Editorial
Telemedicine in the Management of Head Trauma
Ganapathy K*
Department of Neurosurgery, Apollo Main Hospital, Chennai, India
*Corresponding author: Ganapathy K, Department of Neurosurgery, Apollo Main Hospital, Chennai, India
Published: 22 Nov, 2017
Cite this article as: Ganapathy K. Telemedicine in the
Management of Head Trauma. Clin
Surg. 2017; 2: 1755.
Editorial
The term "Telemedicine" encompasses the entire spectrum of technology, armamentarium
and processes that are required to enable history taking, conduct a clinical examination, perform
investigations and manage a patient, with the consultant and the patient physically at different
locations. It presupposes the availability of a Personal Computer (PC)/laptop/tablet/smart phone,
a good video conferencing system/digital camera, adequate connectivity, and software to capture,
store, transfer, visualize data, and enable the teleconsultant at the remote end to view reports and
digitally manipulate images. Peripheral medical devices, for example, a blood pressure apparatus or
an ophthalmoscope need to be connected to the internet to enable remote monitoring. The role of
telemedicine lies in rendering the concept of "distance" and "terrain" meaningless. Once the "virtual"
presence of a specialist is acknowledged, a patient can access resources existing in a tertiary referral
centre without the constraints imposed by distance. It is easier to set up a telecommunication
infrastructure in suburban and rural areas than to make specialists available there. In developing
countries, most citizens do not have immediate access to an appropriate specialist. In a publication
in March 2015 [1] the author conclusively demonstrated that 935 million Indians lived in areas
where there was not a single neurosurgeon (or neurologist). Neurological expertise is not available
in several areas of the world. A 20% of the US population does not have access to immediate
neurological services. Establishing telemedicine would in part resolve the "man power" shortage
problem. Deploying telemedicine would partly resolve the acute shortage of surgical specialists.

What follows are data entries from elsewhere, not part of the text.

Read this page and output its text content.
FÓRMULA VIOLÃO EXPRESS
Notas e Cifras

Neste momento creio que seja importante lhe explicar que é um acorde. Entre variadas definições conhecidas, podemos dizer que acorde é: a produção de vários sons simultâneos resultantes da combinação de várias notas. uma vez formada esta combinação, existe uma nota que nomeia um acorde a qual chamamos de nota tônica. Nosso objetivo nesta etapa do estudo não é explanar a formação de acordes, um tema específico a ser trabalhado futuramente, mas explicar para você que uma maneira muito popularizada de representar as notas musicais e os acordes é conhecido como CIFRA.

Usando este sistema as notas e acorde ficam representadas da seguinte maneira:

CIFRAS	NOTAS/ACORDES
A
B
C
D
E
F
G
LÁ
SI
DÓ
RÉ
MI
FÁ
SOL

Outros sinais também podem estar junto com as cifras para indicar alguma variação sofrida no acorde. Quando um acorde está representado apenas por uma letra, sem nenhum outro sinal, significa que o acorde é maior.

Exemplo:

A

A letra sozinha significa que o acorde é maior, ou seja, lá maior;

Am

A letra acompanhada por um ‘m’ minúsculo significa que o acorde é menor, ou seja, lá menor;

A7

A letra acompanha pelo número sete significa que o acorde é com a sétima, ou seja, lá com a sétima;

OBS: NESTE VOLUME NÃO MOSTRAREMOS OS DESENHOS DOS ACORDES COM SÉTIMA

Patients often travel far, at a considerable expense, when local treatment would have sufficed with
tele-consultation. Head injuries are universally a public health hazard. In India a fatality occurs
every four minutes, making head injury the sixth commonest cause of death. Only about 1800
neurosurgeons are available for a population of 1300 million. Only 200 new neurosurgeons qualify
every year from 60 teaching programmers. There are less than 15 state of the art neuro trauma
critical care units and 700 million living in rural India have no direct access to neurological care.
Telemedicine is particularly useful in neurotrauma by helping institute therapeutic
measures before transfer and reducing unnecessary transfers. The author, in the last 17 years, remotely
evaluated 335 patients with head trauma. Several serious head injuries were successfully managed.
Patients were seen at peripheral telemedicine centers and also at their homes. Commercially available
video conferencing systems were used. Laboratory reports and DICOM compatible images were
uploaded at the remote end enabling digital manipulation by the tele-consultant. Tele-discussions
of treatment options were conducted when transfer was recommended. Tele-consultation was used
for subsequent follow-up. A general surgeon, tele-mentored by the author remotely, operated upon
three cases of compound depressed skull fractures. Interestingly, there was a subsequent drop in
neurosurgical tele-referrals from telemedicine-enabled centers. The doctor at this remote center had
acquired the confidence to manage most cases of simple head trauma without the need for further
tele-consulting. A study in France, revealed that tele-radiology had a positive impact on emergency
neurosurgical care, reducing time to diagnosis, avoiding unnecessary transfers and initiating earlier
pre-hospital management. The acceptance of tele-consultation by the rural patient, the suburban
doctor and the suburban community was much better than expected. None of them were averse
to a tele-consultation. The tele-consultants have also accepted virtual interaction with a patient.
In a general, community hospital setting, less than 10% of head injuries require referral to highly
specialized neuro intensive care units or surgery. Earlier, the family physician did not have the skills
to manage head injuries or simple poly trauma cases. With immediate virtual access to specialists in
tertiary care centers through telemedicine, this is no longer true.